How to Write a Lot… Revisited

A long time ago, I wrote a review of Paul J Silvia’s How to Write a Lot. I’ve just re-read How to Write a Lot in the context of how I work and write now. Here’s the best bits of my old review:

Paul Silvia’s book, How to Write a Lot was recently reviewed on Academic Productivity so I picked it up from the library at work. Silvia is a psychologist who studies emotion and in particular what makes things interesting so he seems like an ideal bloke to write a book about something that most academics find mind-numbingly dull.

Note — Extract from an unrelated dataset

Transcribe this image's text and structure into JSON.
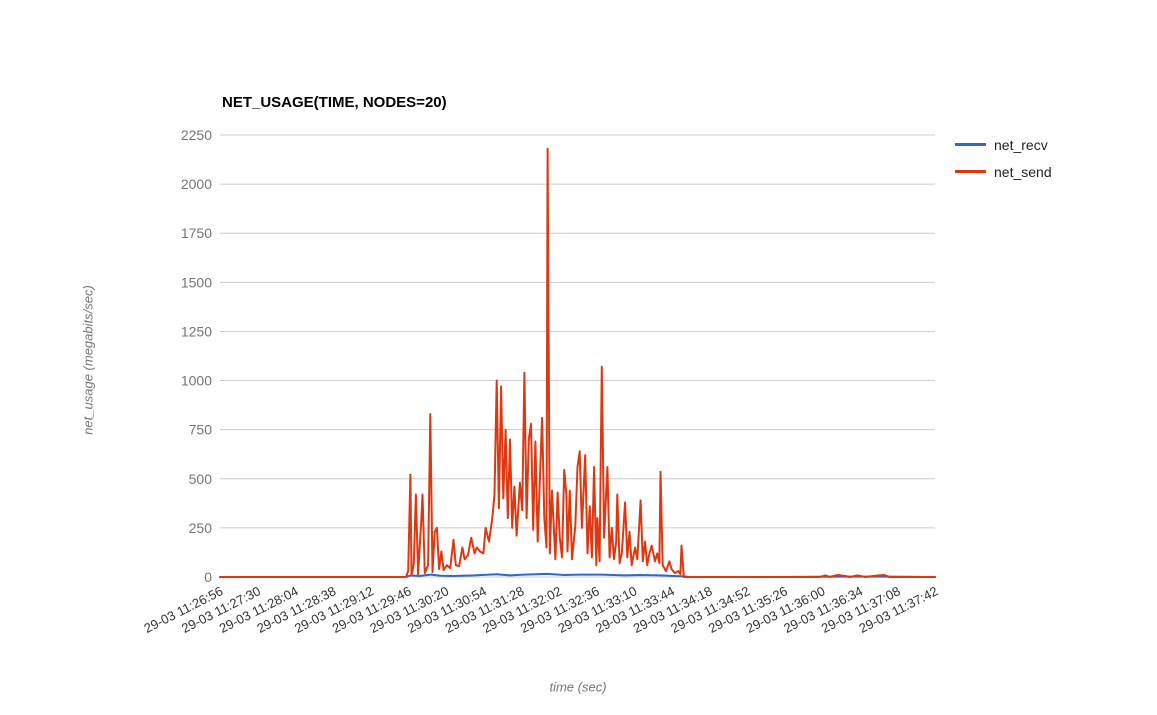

 I found a lot in it to like in How to Write a Lot. This, from pg16 would seem to be the central message:

As an academic […] you’re a professional writer, just as you’re a professional teacher. Treat your scheduled writing time like your scheduled teaching time.

You’d never skip out on a class, so Silvia says that you should similarly schedule writing and stick to it.


There is a great picture in the book of Silvia’s writing table, which is little more than a sheet of fibre board on legs and hard plastic writing chair. He quotes Bill Stumpf, who worked for Herman Miller and co-designed the Aeron chair: “I’m not sure there is direct correlation between a piece of furniture and productivity.” So, stop complaining about your slow computer or bad chair. Sit down and write.

[…] Silvia’s main point is that writers who schedule time to write write more (duh) and have more creative ideas per day than “binge writers”. (Something tells me that the same could apply to industrial designers with respect to sketching.)


Serious writers write, inspired or not. Over time they discover that routine is a better friend to them than inspiration. (Silvia quoting Ralph Keyes’ The Writers Book of Hope (2003).)

Silvia is a huge fan of clear, structured, achievable, quantifiable goals, an idea familiar to GTDers. He provides examples, which are too extensive to quote here. He also provides his own list of writing priorities for career academics and a second list for post-grad students. The central thrust of the career academics list is that writing that is closer to completion has priority over writing that has not yet begun. So, he says, do that last edit on your accepted journal paper before starting the outline for your next paper. Geeks will identify with this FIFO strategy.


Silvia has a dry sense of humour that is used through the whole book. On setting goals, which he says are essential to writing:

Some academics are so enamoured of goals, initiativges and strategic plans that they become deans and provosts.

And on science-ese:

“If the water is dark,” goes a German aphorism, “the lake must be deep.” […] I ought to have said, “Bodies of water characterized by minimal transparency are likely to possess significantly high values of the depth dimension (p < .05)”.


How to write in one easy step and one hard step:

1. plan to write
2. write.

Shamefully, I still don’t have a writing schedule, other than Friday Shut Up and Write, and I also don’t track my progress.

Now, my work days don’t have a regular schedule — I don’t even start at the same time each day, so I can’t say “9-10 is writing time”. Silvia would call that a spurious barrier, and he’s right. But, looking at my schedule, I think I can say, “the first hour I’m at work is writing time”.

Silvia also makes the distinction between “writing” being about words produced and writing being about moving a project forward. An hour of editing counts just as much as an hour of making the clackity noise.

As of today there’s four days until OZCHI long papers are due. Four days to make a start on making a new habit.